The MBROLA phoneme sets are different for each voice. The voice describes the phonemes supported in a text file with the same name as the voice (e.g. ca1.txt) which are derivatives of the corresponding SAMPA phoneme set for that language.

MBROLA transcriptions also contain prosody information. They consist of the following on each line:

phoneme length position frequency position frequency ...

where the (position, frequency) pairs are optional and form the frequency contour shape, with position being the percentage through the phoneme.

International Phonetic Alphabet

The International Phonetic Alphabet (IPA) provides a representation of all the different pronounceable sounds that humans can make that are used in languages from all over the world.

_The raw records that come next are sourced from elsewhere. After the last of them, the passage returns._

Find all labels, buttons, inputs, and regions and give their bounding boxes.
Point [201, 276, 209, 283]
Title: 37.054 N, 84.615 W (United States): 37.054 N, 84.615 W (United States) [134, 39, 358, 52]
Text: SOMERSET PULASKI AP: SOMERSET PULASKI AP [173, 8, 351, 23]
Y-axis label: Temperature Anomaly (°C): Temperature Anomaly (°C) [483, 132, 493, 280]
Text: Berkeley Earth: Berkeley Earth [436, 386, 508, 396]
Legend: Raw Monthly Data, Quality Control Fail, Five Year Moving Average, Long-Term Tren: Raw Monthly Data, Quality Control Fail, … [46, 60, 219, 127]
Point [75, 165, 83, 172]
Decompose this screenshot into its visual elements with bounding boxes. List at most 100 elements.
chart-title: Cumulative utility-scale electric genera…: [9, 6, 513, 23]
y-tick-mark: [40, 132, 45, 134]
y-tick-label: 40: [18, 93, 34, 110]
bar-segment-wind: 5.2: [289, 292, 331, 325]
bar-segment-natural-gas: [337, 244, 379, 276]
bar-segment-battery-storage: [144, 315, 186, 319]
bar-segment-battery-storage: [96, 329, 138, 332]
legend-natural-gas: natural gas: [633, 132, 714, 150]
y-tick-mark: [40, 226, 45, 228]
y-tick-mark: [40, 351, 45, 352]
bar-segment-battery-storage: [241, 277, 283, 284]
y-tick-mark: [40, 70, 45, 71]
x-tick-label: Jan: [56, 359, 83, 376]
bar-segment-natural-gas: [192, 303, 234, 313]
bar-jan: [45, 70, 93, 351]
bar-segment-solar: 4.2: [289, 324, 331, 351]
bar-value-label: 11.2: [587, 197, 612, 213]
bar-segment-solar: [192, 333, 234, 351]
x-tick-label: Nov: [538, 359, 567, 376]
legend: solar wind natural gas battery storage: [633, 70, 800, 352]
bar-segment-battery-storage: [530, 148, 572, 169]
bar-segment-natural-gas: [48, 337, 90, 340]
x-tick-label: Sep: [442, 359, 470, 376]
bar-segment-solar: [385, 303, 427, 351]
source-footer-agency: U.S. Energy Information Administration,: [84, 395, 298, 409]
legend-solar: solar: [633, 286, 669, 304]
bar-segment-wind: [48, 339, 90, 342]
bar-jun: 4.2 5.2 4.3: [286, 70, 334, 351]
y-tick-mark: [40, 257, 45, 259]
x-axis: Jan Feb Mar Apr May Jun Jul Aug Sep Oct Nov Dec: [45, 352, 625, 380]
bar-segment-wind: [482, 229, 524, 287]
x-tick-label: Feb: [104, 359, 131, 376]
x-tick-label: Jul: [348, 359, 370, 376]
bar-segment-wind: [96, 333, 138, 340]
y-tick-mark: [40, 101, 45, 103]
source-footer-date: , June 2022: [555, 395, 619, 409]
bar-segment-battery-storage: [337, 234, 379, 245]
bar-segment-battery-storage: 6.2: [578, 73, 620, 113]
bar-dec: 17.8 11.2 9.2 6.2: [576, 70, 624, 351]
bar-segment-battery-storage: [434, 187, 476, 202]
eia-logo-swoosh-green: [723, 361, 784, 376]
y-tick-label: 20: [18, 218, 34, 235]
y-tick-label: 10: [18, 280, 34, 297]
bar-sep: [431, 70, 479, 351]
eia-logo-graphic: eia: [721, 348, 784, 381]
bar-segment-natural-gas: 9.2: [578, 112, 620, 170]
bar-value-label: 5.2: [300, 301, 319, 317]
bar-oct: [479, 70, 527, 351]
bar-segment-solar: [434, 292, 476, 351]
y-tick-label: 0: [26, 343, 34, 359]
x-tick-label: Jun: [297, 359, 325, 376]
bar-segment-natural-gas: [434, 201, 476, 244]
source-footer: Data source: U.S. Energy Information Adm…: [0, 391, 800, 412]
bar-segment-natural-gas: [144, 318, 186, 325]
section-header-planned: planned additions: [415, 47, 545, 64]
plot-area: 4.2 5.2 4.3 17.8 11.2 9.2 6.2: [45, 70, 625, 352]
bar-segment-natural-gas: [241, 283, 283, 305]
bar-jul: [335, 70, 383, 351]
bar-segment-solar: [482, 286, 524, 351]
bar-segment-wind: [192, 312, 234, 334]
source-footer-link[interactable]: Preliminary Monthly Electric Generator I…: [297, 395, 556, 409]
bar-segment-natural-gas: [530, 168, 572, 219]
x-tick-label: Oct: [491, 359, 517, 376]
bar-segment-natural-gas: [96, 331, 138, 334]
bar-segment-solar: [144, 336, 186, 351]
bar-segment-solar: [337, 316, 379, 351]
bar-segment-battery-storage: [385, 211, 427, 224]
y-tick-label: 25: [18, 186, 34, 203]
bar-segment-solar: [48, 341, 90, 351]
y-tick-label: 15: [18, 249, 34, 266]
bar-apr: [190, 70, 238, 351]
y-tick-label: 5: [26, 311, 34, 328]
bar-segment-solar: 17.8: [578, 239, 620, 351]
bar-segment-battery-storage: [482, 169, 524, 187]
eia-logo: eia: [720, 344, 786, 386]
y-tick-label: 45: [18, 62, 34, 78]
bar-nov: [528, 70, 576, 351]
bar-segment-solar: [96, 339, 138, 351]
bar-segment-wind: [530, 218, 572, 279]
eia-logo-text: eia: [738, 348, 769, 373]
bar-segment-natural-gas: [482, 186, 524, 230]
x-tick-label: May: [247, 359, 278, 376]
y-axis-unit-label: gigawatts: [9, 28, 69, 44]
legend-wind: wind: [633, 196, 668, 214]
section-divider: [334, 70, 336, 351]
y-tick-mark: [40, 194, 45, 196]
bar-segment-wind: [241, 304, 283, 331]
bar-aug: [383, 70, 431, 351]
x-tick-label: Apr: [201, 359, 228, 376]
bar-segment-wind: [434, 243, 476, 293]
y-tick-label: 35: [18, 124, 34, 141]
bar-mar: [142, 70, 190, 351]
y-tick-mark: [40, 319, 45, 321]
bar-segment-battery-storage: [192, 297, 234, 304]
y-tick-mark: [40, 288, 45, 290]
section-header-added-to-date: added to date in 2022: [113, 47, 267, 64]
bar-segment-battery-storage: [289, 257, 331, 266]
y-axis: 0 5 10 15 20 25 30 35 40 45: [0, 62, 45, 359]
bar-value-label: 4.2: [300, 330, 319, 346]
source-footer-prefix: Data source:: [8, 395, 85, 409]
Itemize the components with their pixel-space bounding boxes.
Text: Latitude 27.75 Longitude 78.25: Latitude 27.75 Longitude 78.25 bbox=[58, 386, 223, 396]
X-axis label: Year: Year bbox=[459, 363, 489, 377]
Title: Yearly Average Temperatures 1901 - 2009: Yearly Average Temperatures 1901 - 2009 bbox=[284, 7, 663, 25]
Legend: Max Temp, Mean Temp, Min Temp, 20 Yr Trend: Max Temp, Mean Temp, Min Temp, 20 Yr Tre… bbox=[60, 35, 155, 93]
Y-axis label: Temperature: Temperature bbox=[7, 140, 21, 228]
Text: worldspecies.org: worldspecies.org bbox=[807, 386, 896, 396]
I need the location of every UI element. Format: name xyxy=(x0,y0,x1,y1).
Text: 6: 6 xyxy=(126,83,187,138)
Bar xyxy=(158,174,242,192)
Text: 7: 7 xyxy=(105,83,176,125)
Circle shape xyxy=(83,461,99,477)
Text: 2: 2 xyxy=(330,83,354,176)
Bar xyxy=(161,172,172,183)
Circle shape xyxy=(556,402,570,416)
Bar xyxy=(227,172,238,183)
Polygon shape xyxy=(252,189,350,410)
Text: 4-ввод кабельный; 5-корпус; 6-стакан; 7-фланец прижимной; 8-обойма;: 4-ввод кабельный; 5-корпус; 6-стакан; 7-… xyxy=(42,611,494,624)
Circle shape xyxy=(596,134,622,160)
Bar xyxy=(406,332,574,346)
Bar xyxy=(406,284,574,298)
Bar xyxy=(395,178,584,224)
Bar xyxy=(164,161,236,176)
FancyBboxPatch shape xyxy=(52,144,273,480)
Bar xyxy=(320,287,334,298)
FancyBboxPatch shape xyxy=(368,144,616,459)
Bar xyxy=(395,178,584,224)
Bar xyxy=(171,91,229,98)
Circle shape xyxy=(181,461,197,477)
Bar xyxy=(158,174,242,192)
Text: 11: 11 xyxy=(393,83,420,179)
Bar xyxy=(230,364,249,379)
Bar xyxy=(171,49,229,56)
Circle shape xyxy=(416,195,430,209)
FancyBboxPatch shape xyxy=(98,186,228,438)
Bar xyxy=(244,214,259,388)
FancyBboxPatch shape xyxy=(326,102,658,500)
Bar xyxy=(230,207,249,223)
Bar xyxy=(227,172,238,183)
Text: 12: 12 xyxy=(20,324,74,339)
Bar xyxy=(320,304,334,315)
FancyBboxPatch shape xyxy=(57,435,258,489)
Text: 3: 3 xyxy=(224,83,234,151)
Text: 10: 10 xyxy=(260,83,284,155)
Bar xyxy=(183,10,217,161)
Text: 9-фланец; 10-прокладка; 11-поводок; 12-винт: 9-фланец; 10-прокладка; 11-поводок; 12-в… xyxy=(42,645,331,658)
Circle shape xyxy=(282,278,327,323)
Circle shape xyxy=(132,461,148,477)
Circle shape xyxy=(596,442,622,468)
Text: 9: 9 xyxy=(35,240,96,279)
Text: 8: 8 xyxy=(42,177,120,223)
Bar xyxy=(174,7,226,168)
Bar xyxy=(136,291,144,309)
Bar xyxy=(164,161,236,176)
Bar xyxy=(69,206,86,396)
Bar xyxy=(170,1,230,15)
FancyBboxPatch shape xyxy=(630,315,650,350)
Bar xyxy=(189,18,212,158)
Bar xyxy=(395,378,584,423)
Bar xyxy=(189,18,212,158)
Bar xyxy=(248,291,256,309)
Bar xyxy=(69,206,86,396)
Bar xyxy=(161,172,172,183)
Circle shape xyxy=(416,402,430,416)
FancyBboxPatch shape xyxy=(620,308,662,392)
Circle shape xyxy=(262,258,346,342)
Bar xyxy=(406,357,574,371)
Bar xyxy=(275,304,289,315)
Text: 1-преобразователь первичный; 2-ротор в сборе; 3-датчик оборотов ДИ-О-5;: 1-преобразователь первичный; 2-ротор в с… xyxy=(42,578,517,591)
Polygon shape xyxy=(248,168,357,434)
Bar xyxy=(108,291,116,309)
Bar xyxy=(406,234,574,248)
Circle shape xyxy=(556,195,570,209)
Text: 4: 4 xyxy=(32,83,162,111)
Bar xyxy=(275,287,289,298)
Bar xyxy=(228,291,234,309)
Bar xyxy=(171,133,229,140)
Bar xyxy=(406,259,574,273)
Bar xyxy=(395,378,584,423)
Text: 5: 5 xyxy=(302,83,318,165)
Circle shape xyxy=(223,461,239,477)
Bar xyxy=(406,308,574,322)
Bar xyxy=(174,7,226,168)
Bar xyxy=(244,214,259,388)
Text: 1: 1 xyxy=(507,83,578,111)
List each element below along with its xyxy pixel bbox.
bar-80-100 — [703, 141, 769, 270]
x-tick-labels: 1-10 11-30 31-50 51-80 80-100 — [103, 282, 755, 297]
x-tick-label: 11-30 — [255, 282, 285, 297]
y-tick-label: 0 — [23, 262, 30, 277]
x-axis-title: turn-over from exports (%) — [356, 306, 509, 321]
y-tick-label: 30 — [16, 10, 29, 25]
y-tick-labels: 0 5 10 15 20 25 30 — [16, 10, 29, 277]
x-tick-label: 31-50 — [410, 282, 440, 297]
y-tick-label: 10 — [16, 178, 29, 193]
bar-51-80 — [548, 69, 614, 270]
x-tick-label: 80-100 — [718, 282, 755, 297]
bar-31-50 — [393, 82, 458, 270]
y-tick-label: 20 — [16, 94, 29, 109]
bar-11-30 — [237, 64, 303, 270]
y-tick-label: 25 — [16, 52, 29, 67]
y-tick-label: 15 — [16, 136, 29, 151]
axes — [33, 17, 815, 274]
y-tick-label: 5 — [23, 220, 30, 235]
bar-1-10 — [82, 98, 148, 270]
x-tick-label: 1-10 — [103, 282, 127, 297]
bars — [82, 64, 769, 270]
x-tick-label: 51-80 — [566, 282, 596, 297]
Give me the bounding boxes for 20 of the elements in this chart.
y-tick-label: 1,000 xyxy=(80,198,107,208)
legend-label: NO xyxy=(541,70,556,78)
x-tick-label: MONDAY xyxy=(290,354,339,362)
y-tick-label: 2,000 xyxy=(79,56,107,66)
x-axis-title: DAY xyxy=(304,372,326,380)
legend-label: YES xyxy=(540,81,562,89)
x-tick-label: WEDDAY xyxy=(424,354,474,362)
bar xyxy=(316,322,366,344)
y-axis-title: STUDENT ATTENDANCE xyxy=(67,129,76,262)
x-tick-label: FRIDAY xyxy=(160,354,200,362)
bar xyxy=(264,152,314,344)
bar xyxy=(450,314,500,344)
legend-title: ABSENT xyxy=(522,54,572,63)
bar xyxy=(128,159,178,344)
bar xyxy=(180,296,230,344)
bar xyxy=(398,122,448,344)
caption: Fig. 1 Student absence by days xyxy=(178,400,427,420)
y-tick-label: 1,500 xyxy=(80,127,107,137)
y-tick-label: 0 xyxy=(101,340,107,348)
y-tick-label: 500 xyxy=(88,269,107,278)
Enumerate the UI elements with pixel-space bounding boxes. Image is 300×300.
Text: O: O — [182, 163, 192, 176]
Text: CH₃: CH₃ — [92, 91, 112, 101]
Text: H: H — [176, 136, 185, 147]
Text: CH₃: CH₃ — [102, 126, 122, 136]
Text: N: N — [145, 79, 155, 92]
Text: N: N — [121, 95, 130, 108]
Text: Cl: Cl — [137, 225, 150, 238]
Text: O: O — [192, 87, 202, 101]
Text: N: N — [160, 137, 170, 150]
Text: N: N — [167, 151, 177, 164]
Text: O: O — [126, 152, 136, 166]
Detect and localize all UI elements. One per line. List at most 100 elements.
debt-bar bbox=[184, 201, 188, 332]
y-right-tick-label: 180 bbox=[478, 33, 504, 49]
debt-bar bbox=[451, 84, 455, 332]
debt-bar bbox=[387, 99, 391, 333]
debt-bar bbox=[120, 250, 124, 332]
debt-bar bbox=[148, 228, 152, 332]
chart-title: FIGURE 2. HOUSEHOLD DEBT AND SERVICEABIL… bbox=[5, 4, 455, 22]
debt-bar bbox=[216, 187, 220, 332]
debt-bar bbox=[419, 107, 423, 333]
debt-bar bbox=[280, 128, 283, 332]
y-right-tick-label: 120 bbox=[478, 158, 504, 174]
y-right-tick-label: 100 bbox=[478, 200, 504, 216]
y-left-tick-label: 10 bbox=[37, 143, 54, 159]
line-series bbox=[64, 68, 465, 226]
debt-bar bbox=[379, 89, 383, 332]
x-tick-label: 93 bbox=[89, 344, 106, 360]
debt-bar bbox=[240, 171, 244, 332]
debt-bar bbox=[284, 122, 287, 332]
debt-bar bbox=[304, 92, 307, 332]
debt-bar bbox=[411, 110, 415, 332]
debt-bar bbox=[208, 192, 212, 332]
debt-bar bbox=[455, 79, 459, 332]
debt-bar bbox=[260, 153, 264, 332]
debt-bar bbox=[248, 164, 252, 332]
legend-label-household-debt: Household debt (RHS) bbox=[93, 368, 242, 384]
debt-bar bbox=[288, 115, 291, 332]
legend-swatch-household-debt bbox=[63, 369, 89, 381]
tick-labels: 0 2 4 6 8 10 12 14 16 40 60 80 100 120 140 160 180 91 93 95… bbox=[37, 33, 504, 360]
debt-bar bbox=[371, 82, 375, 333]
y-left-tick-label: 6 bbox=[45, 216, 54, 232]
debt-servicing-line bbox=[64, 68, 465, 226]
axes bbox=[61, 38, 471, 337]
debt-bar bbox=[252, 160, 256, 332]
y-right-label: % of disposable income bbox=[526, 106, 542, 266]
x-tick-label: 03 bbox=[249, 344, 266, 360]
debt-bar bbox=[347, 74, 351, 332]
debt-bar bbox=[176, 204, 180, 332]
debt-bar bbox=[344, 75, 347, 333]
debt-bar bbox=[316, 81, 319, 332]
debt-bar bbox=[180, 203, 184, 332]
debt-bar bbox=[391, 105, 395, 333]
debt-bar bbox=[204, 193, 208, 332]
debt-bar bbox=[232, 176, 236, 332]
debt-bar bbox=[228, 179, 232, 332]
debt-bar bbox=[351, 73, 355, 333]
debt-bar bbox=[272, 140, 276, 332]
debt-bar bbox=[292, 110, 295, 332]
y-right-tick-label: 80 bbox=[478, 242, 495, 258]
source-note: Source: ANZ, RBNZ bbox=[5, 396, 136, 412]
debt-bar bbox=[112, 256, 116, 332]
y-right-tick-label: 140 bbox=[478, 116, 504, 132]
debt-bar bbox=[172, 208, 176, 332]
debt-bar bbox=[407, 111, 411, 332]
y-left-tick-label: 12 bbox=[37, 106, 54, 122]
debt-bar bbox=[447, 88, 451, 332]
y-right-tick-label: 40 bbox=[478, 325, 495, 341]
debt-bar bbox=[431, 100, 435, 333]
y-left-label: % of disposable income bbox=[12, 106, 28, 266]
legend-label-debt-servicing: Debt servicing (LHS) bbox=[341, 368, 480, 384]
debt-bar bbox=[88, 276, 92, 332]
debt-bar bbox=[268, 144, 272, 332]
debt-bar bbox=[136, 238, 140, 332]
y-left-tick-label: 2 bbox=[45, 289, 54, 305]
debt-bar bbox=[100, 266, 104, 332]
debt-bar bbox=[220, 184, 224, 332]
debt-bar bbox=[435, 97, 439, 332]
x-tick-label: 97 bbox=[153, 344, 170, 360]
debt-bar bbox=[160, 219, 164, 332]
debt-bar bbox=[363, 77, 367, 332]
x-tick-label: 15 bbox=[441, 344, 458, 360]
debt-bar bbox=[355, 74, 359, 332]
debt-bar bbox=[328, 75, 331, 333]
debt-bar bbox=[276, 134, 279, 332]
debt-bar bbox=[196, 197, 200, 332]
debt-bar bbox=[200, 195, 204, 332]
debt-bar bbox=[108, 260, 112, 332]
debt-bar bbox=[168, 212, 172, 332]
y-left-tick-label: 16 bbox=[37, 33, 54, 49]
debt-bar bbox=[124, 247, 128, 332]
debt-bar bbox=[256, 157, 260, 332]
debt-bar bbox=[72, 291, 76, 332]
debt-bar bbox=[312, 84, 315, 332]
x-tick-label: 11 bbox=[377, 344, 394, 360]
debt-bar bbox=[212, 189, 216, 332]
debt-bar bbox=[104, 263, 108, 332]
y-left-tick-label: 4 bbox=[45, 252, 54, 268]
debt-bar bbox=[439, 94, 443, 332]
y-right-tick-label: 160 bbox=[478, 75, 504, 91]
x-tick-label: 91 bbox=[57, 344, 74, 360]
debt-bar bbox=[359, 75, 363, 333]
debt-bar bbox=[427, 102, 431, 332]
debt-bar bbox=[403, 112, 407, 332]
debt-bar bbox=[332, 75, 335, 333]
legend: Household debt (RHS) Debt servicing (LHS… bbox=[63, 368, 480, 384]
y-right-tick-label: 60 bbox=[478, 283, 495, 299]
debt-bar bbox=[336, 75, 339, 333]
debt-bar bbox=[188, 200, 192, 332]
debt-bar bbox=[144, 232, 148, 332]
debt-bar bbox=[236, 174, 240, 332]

There are different transcription schemes based on IPA:

  1. Unicode – using the correct Unicode symbols for the IPA
  2. Kirshenbaum – ASCII transcription of IPA
  3. X-SAMPA – alternate ASCII transcription of IPA
  4. CXS – extension to X-SAMPA for constructed languages
  5. Z-SAMPA – another extension to X-SAMPA for constructed languages

NOTE: The IPA symbols are used differently by different transcribers depending on the language and phonetic qualities the transcriber wants to record.

eSpeak

The eSpeak phoneme set is derived from Kirshenbaum but instead of having a single phoneme set for all languages it uses a different phoneme set for each language, tailoring the voice to that language.

Language Phonetic Alphabets

Some of the worlds languages have alphabets that are phonetic – they describe how the words are to be pronounced implicitly. These alphabets include:

  1. Hiragana – Japanese (for Japanese language words)
  2. Katakana – Japanese (for foreign language words)
  3. Cherokee
  4. Hangul – Korean

For these alphabets, the alphabet characters can either be:

  1. pronounced directly;
  2. mapped to the alphabet of the speaker (e.g. using Hepburn romanji for Japanese Hiragana/Katakana);
  3. mapped to the IPA or one of its variants (for a more precise pronunciation).

Languages that have other alphabets in addition to the phonetic ones (e.g. Japanese has Kanji, which are imported Chinese characters) can map those alphabets to their phonetic alphabet (e.g. mapping Kanji to Hiragana). This allows the pronunciation of those characters to be kept as accurate as possible for as long as possible.